I was reluctant to break out this title so soon in the game. But I felt the need. Whenever I walk away from the presence of my friends or my family and get in my car to drive home the same refrain runs through my mind "All by myself.... Don't wanna be, All by myself" Nick was like my best friend/ rock and while he is coming back I have to balance how I relied on him.
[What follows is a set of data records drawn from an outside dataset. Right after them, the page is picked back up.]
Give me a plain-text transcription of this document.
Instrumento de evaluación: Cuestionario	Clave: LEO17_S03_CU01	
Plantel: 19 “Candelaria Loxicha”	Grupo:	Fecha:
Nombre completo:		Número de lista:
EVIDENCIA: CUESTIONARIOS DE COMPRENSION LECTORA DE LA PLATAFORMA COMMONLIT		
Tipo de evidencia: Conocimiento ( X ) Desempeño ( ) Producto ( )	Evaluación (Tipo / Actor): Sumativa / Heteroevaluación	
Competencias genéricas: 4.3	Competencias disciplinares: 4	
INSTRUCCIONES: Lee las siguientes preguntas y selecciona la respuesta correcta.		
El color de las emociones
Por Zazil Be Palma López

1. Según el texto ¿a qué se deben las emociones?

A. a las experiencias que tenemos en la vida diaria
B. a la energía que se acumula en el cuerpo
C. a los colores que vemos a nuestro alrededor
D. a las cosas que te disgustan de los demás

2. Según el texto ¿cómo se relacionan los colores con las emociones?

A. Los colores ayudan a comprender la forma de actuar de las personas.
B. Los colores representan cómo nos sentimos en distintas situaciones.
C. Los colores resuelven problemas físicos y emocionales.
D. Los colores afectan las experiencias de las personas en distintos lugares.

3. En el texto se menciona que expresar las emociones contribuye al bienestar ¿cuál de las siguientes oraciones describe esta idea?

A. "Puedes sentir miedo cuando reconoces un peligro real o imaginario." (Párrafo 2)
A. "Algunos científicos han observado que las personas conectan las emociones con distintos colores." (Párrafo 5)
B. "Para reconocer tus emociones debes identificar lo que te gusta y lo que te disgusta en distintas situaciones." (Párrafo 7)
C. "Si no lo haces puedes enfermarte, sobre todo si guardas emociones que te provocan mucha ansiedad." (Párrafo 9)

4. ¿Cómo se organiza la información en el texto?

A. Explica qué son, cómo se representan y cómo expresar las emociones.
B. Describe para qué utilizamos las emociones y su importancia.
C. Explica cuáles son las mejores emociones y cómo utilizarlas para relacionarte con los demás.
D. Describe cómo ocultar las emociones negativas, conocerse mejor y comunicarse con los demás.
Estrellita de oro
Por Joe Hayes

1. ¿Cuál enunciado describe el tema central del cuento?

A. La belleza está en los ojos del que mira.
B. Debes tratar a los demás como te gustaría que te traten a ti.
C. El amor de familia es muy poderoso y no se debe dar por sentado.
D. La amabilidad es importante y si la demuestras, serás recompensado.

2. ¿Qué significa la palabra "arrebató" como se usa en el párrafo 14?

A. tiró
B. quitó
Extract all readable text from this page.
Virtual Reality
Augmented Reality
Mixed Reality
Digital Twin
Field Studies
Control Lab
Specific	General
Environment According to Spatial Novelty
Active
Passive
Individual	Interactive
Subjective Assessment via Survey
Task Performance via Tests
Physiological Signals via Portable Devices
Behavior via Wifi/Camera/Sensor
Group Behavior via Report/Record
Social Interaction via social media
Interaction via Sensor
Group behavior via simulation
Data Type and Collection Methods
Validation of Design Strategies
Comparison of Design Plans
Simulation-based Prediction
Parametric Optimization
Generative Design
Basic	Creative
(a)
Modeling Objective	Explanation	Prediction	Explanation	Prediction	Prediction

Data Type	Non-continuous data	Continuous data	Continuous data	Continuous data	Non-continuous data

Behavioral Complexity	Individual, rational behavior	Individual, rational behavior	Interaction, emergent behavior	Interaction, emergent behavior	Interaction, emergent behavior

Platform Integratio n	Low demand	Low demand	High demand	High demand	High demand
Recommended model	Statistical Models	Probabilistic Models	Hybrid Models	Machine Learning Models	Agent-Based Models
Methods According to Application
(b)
I just miss his daily "Nickisms" and I keep thinking how he always said "Sacrifices Kaley, Sacrifices" Though mostly it was joking I've kind of realized that being married to a Naval Officer is going to be a life riddled with sacrifices. I can't wait for him to come home, but I've got to find a way to deal and cope because he is always going to be leaving and coming back. This is only the beginning. It's weird because I've always been a person who craved alone time and could almost be dubbed as a hermit. So you would think I am enjoying this time... but everytime I realize it's JUST me it's like a void fills my eardrums and it just freaks me out. I can't use witty banter to hide from me. I know what I'm like and being alone leaves no distractions from yourself. Even so, I know I have to go to the bank today. I don't want to leave the house. I don't want to go alone. What if I don't know what to do when the teller asks me for my access number? What if I have to make eye contact with a stranger? And I have to take laundry to my parents. With no husband I have to lug the laundry basket down the steep stairs and down a hill to my car (And we all know how I am graceful on the stairs).
So forgive me for complaining and whining and generally feeling bad for myself. I am sure I will be more well adjusted soon. Jesus is really nice to me. I will prevail.
Also, having the day off made me realize how very many people are home during the day. What are they doing??? Do a lot of people have off for Jewish holidays? Oh, and when I came home last night there were FBI things up by the buzz in box that said "Federal Bureau of Investigation for Neighbor 106 & 107" is that a joke? Or is the FBI investigating the people who live below me? It made me feel weird.
Gotta go brave to outside world :/
Kaley
3 comments:
when is he coming back home? also, i have found that many are out and about during the day and wonder why they aren't working (as a nanny I go and do as i please) but it does get more ridiculous after the three o'clock hour...
Kaley, I love you a lot.
I so relate with missing your husband ridiculously, even though while you were dating you were without him all the time. It's a weird phenomenon. I empathize! I'll be praying the time goes by fast. When Drew traveled for 2 weeks for work, I cried EVERYDAY. I felt like an idiot, but couldn't help it.
My heart is with you, my friend. LOVE!